One of the reasons I homeschool my children is because I want them to have the freedom to be who they want to be in a place where they feel like they belong no matter what. I want them to be able to experiment with their mannerisms and tweak their personalities in a place where they feel safe to do so and are free from peer influence that may dictate that they experiment with other peoples behaviors, or be demoted to the bottom of the classroom pecking order.
The scary part is, after making a statement like that, I need to examine whether or not that is true in my home.
Ways I’m creating an environment of belonging well:
- I have been exploring who I am and modelling growth and positive change for my kids. Since January I have completed the Upstream Field Guide, I have been working through The Grief Recovery Handbook with a friend, and I have sought out books like Daring Greatly. All of these courses and books are adding awesomeness to the way I think and move through life, and hopefully showing my kids that we never stop growing.
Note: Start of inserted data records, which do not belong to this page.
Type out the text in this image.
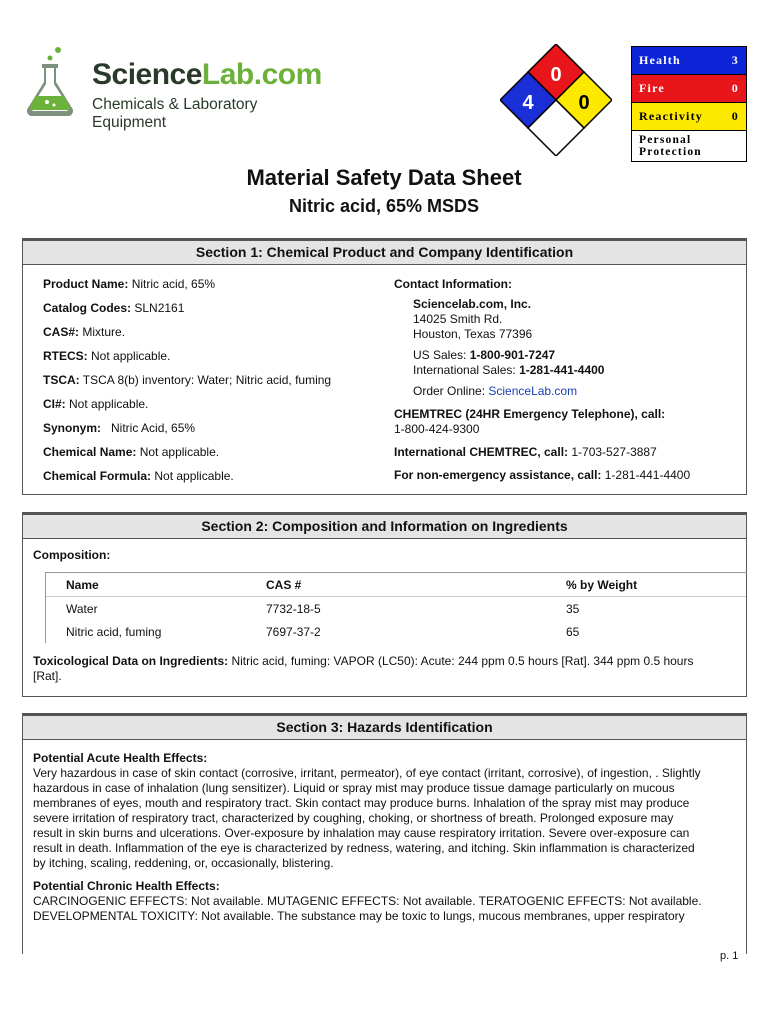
ScienceLab.com
Chemicals & Laboratory Equipment
0
4 0
Health	3
Fire	0
Reactivity 0
Personal
Protection
Material Safety Data Sheet
Nitric acid, 65% MSDS
Section 1: Chemical Product and Company Identification
Product Name: Nitric acid, 65%
Catalog Codes: SLN2161
CAS#: Mixture.
RTECS: Not applicable.
TSCA: TSCA 8(b) inventory: Water; Nitric acid, fuming
CI#: Not applicable.
Synonym:   Nitric Acid, 65%
Chemical Name: Not applicable.
Chemical Formula: Not applicable.
Contact Information:
Sciencelab.com, Inc.
14025 Smith Rd.
Houston, Texas 77396
US Sales: 1-800-901-7247
International Sales: 1-281-441-4400
Order Online: ScienceLab.com
CHEMTREC (24HR Emergency Telephone), call:
1-800-424-9300
International CHEMTREC, call: 1-703-527-3887
For non-emergency assistance, call: 1-281-441-4400
Section 2: Composition and Information on Ingredients
Composition:
Name	CAS #	% by Weight
Water	7732-18-5	35
Nitric acid, fuming	7697-37-2	65
Toxicological Data on Ingredients: Nitric acid, fuming: VAPOR (LC50): Acute: 244 ppm 0.5 hours [Rat]. 344 ppm 0.5 hours
[Rat].
Section 3: Hazards Identification
Potential Acute Health Effects:
Very hazardous in case of skin contact (corrosive, irritant, permeator), of eye contact (irritant, corrosive), of ingestion, . Slightly
hazardous in case of inhalation (lung sensitizer). Liquid or spray mist may produce tissue damage particularly on mucous
membranes of eyes, mouth and respiratory tract. Skin contact may produce burns. Inhalation of the spray mist may produce
severe irritation of respiratory tract, characterized by coughing, choking, or shortness of breath. Prolonged exposure may
result in skin burns and ulcerations. Over-exposure by inhalation may cause respiratory irritation. Severe over-exposure can
result in death. Inflammation of the eye is characterized by redness, watering, and itching. Skin inflammation is characterized
by itching, scaling, reddening, or, occasionally, blistering.
Potential Chronic Health Effects:
CARCINOGENIC EFFECTS: Not available. MUTAGENIC EFFECTS: Not available. TERATOGENIC EFFECTS: Not available.
DEVELOPMENTAL TOXICITY: Not available. The substance may be toxic to lungs, mucous membranes, upper respiratory
p. 1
- I’m empowering my kids to make their own choices. It’s taken me 30 some odd years to be able make solid decisions about opportunities that come my way. And I’m still not that confident about the my final verdicts. I am starting early with my kids and letting them decide about a lot of the events and classes available to them. Not all of them though… because really I am still the mom.
- I try new things. On a recent trip to Vancouver I tried Ramen for the first time… did I love it? No… but how would I know unless I tried. I didn’t make my kids try it. They ate tried and true pasta and meat sauce, but they saw me try it and I hope they took notice. I’ve also taken a mug making class which inspired my 2 oldest children to sign up for a 10 week pottery course. We are working o being adventurous together.
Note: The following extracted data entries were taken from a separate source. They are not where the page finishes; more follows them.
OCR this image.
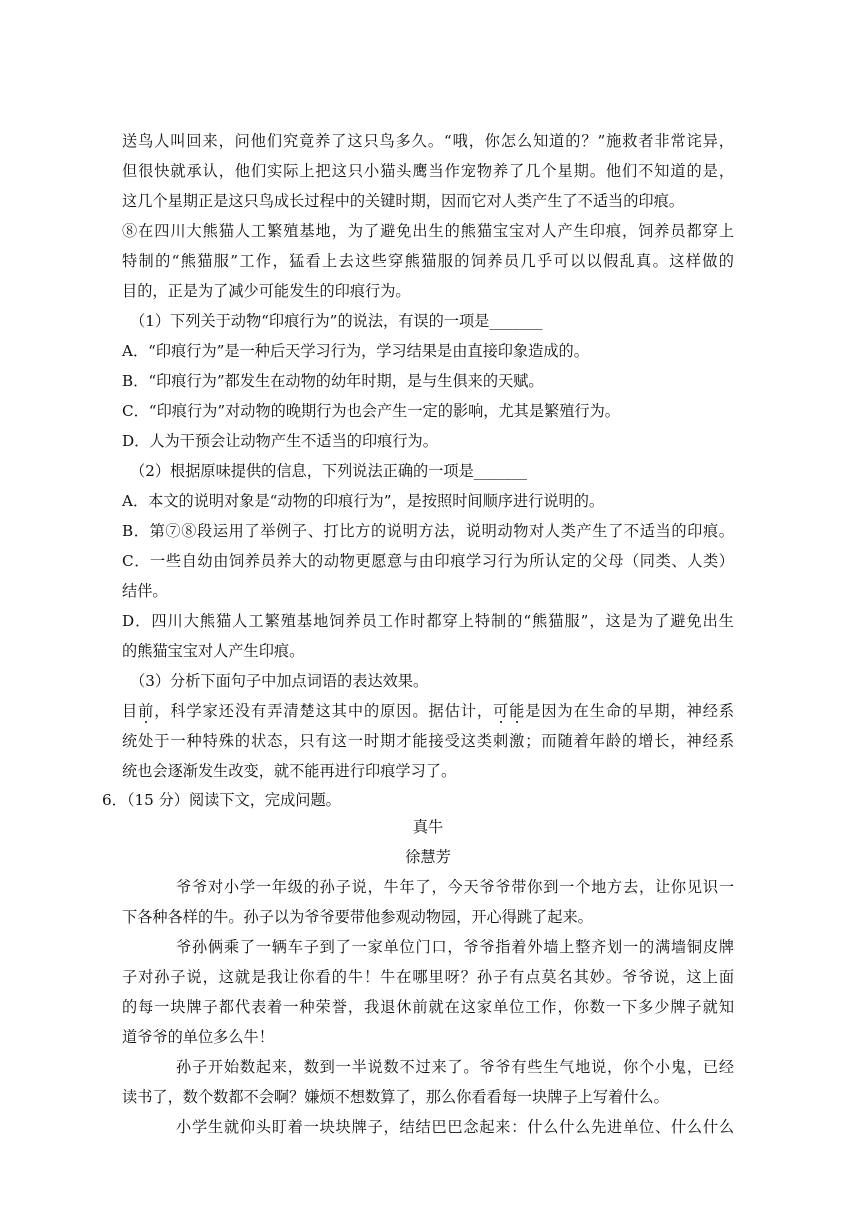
送鸟人叫回来，问他们究竟养了这只鸟多久。“哦，你怎么知道的？”施救者非常诧异，
但很快就承认，他们实际上把这只小猫头鹰当作宠物养了几个星期。他们不知道的是，
这几个星期正是这只鸟成长过程中的关键时期，因而它对人类产生了不适当的印痕。
⑧在四川大熊猫人工繁殖基地，为了避免出生的熊猫宝宝对人产生印痕，饲养员都穿上
特制的“熊猫服”工作，猛看上去这些穿熊猫服的饲养员几乎可以以假乱真。这样做的
目的，正是为了减少可能发生的印痕行为。
（1）下列关于动物“印痕行为”的说法，有误的一项是_______
A．“印痕行为”是一种后天学习行为，学习结果是由直接印象造成的。
B．“印痕行为”都发生在动物的幼年时期，是与生俱来的天赋。
C．“印痕行为”对动物的晚期行为也会产生一定的影响，尤其是繁殖行为。
D．人为干预会让动物产生不适当的印痕行为。
（2）根据原味提供的信息，下列说法正确的一项是_______
A．本文的说明对象是“动物的印痕行为”，是按照时间顺序进行说明的。
B．第⑦⑧段运用了举例子、打比方的说明方法，说明动物对人类产生了不适当的印痕。
C．一些自幼由饲养员养大的动物更愿意与由印痕学习行为所认定的父母（同类、人类）
结伴。
D．四川大熊猫人工繁殖基地饲养员工作时都穿上特制的“熊猫服”，这是为了避免出生
的熊猫宝宝对人产生印痕。
（3）分析下面句子中加点词语的表达效果。
目前，科学家还没有弄清楚这其中的原因。据估计，可能是因为在生命的早期，神经系
统处于一种特殊的状态，只有这一时期才能接受这类刺激；而随着年龄的增长，神经系
统也会逐渐发生改变，就不能再进行印痕学习了。
6．（15 分）阅读下文，完成问题。
真牛
徐慧芳
爷爷对小学一年级的孙子说，牛年了，今天爷爷带你到一个地方去，让你见识一
下各种各样的牛。孙子以为爷爷要带他参观动物园，开心得跳了起来。
爷孙俩乘了一辆车子到了一家单位门口，爷爷指着外墙上整齐划一的满墙铜皮牌
子对孙子说，这就是我让你看的牛！牛在哪里呀？孙子有点莫名其妙。爷爷说，这上面
的每一块牌子都代表着一种荣誉，我退休前就在这家单位工作，你数一下多少牌子就知
道爷爷的单位多么牛！
孙子开始数起来，数到一半说数不过来了。爷爷有些生气地说，你个小鬼，已经
读书了，数个数都不会啊？嫌烦不想数算了，那么你看看每一块牌子上写着什么。
小学生就仰头盯着一块块牌子，结结巴巴念起来：什么什么先进单位、什么什么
- I step back. Sometimes I have to hold my hands together to keep from “correcting” an art project. I have to close my lips about a “creative” outfit choice or hair style … but I do it. I do it because this is their time to figure out what they like and hopefully they will have a strong sense of what it means to belong vs. fit in.
- I am available. As much as I step back, I am also there. I am there to give guidance on a project. I am there to hear the story of how so and so’s heart was broken by an unkind sibling. I am there to join in the grief and joy of their childhood.
|I will try embrace this silliness|
Ways I could improve our environment to be have more belonging:
- Embrace silly. I really struggle with silly. The immature senses of humor of my 3, 6 and 9 year old children sometimes make me cringe, but if my goal is to allow my children to explore who they are in a loving and safe place… I need to get on board the funny ferry and laugh along.
- Talk about it. Working toward greater belonging just might go unnoticed if I don’t actually inform the rest of my family of my goal… but telling people about your goal and then sometimes failing in front of them is a scary, vulnerable thing, which obviously makes it a conversation we need to have.
- Asking for help. I tell my kids all the time… bring me your books, just ask me for help… but I’m not a very good example of this. I really don’t like to be the student and I am often stressed out to ask question to clarify things. I don’t like to look or feel stupid.